If there’s any doubt about the sea’s prominence, we are reminded of this act of creation many times in Psalms: “The sea is His, for it was He who made it. And his hands formed the dry land” (95:5). By seeing a power behind nature, indifference turns to the harnessing of nature to bring humans to awe and fear: “Who made heaven and earth, the sea and all that is in them?” Psalm 146:6 asks, “who keeps faith forever?” This reverence is not because of the perfect storm but because of its very imperfect consequences: “Do you not tremble in my presence?” remarks Jeremiah, “For I have placed the sand as a boundary for the sea, an eternal decree so it cannot be crossed over. Though the waves toss, yet they cannot prevail; though they roar, yet they cannot cross over it” (5:22). As a people, there are seas we have crossed over and those that are impossible to cross.

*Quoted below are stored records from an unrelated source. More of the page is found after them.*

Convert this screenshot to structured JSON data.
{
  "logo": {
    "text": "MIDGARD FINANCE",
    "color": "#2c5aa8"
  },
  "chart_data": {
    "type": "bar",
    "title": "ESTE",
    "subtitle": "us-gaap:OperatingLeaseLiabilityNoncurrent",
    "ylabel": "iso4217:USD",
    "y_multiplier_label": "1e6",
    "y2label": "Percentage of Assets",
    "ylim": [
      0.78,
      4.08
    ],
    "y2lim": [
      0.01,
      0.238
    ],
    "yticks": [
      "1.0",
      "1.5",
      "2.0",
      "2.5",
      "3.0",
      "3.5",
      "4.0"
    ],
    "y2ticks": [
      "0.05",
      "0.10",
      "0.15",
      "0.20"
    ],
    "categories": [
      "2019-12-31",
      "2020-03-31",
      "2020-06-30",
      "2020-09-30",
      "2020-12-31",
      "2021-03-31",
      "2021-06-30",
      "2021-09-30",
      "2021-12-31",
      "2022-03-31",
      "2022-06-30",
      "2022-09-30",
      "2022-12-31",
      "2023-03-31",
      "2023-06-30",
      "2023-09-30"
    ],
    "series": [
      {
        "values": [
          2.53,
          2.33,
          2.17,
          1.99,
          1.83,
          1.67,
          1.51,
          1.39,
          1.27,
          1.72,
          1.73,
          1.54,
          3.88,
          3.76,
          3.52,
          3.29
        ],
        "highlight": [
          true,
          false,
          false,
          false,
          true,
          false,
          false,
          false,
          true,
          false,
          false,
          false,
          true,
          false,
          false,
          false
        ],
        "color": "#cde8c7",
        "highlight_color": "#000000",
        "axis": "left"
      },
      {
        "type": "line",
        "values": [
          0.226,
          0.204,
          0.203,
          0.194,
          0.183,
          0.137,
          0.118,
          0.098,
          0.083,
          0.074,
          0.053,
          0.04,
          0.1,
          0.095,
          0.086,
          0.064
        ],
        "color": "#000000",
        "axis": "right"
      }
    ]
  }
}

Job enhances the mystery of the sea by bluntly showing the limitations of human mastery. “Have you entered the springs of the sea or walked in the recesses of the deep?” (38:16). We stand in front of the waves seeing nothing of what happens beneath them and only a fraction of the total horizon. Because of these limitations, it’s not hard to understand the theological wrestling people do in the wake of natural disasters. For some, water is an awesome and majestic aspect of nature. For others, it has robbed them of their homes, their photo albums, their neighbors. And while it’s true that every natural disaster brings a flood of altruism, it is also true that most of us will turn away from the photos and the broadcasts and continue our lives as if this never happened.
I know that not all natural disasters happen right before our Days of Awe, but some years the line of prayer “who by fire and who by water?” seems all too resonant. I looked in my own archives for writing after Katrina and found an essay called “A Yom Kippur Cry for Katrina.” There I composed a few confessional prayers of my own that seem, sadly, all too relevant today:
Forgive us for the sin of indifference.
Forgive us for turning our eyes away from human suffering.
Forgive us for living comfortably in our own homes and not making homes for the displaced.
Forgive us for not sharing our daily bread with those who do not have bread to share.
Forgive us for not hearing the cry of the shofar.